MEDIUNIDADE A SERVIÇO DOS OUTROS

Mais um trecho do livro Na próxima dimensão, de Inácio Ferreira & Carlos Baccelli:

Quando a reunião terminou, Odilon tomou a palavra e dirigiu-se os pupilos que ainda permaneciam extasiados com a visita do Mensageiro:
– Não nos esqueçamos – disse – que o Mentor que esteve conosco nesta noite nos exortou à vivência do Amor; notemos que, especificamente, não abordou ele nenhum assunto concernente à mediunidade: o enfoque de sua palavra baseou-se na necessidade de amarmos os semelhantes… Não olvidemos a sábia advertência, porquanto muitos medianeiros, preocupados com o exercício de suas faculdades, relegam o aprimoramento de seus sentimentos a plano secundário…

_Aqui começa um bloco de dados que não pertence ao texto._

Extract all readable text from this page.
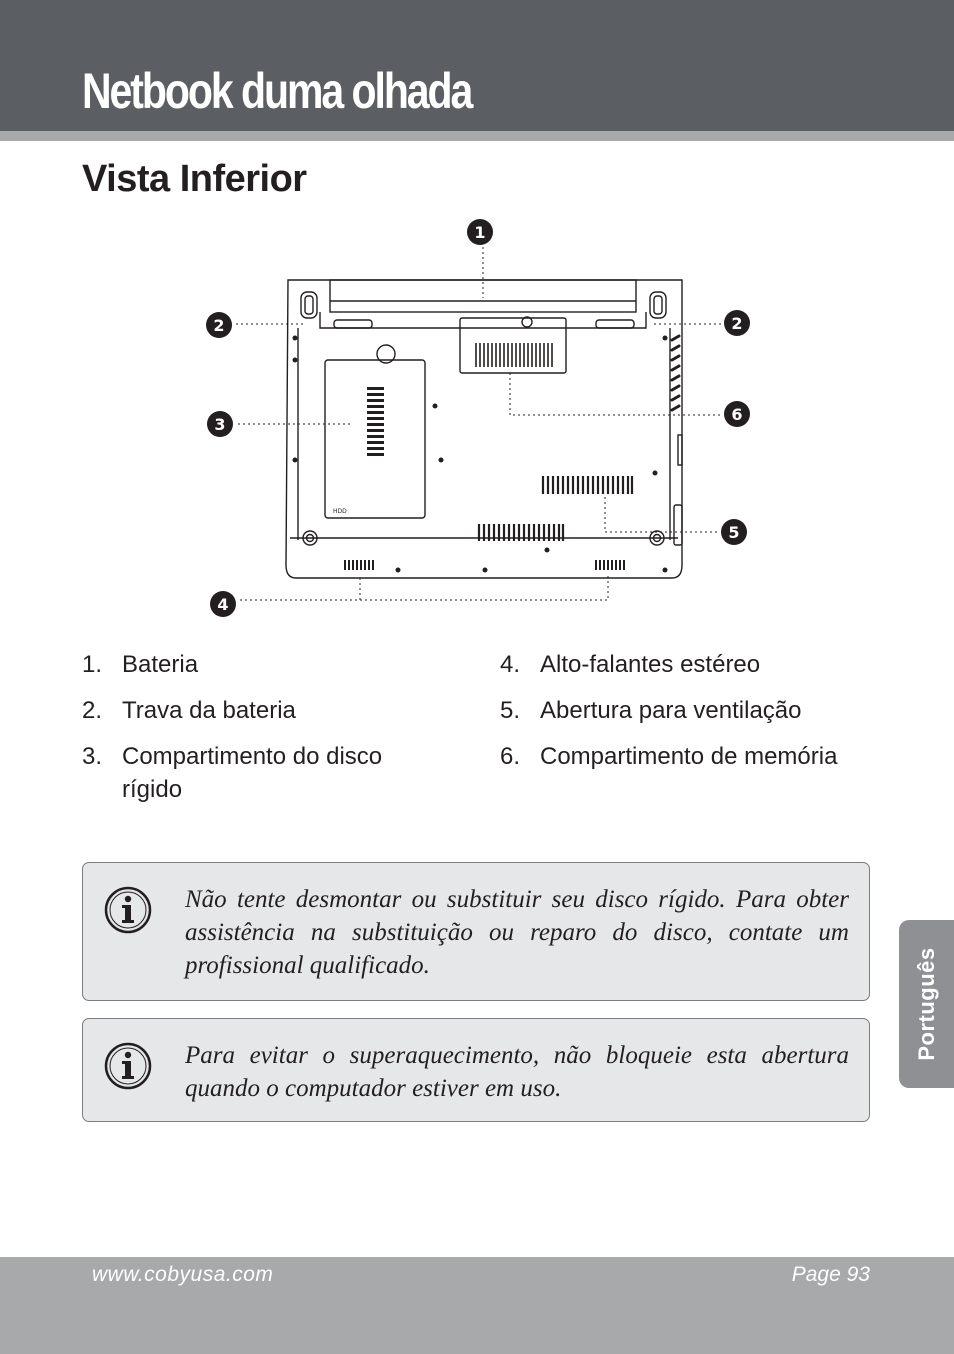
Netbook duma olhada
Vista Inferior
HDD
1
2	2
3
4
5
6
1. Bateria
2. Trava da bateria
3. Compartimento do disco rígido
4. Alto-falantes estéreo
5. Abertura para ventilação
6. Compartimento de memória

Não tente desmontar ou substituir seu disco rígido. Para obter assistência na substituição ou reparo do disco, contate um profissional qualificado.

Para evitar o superaquecimento, não bloqueie esta abertura quando o computador estiver em uso.

Português
www.cobyusa.com	Page 93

E, fazendo breve pausa, acentuou:
– Vocês sabem que, dias atrás, o nosso Chico Xavier, que elegemos como médium-modelo no Liceu, deixou o corpo; sem dúvida, no campo da mediunidade, ele cumpriu com todos os deveres pertinentes, superando, inclusive, a expectativa daqueles que, de Mais Alto, lhe endossaram o sublime tentame; todavia, no campo de suas ações, intermediando os próprios sentimentos evangelizados, ele obteve o reconhecimento público, conquistando significativa vitória para os nossos princípios… O livro age em cada um, isoladamente, mas os bons exemplos repercutem na coletividade; mediante a desencarnação de Chico, os nossos irmãos encarnados vêm registrando expressivo recorde de vendas de suas obras; é que o autor ou o co-autor, quando desfruta de credibilidade, atrai o leitor… Em mediunidade, a parte que compete ao médium, notadamente no que tange à coerência, é de grande significado: o médium, por assim dizer, é a fotografia que o espírito emoldura; é sobre ele, e não sobre o espírito, que as atenções se concentram…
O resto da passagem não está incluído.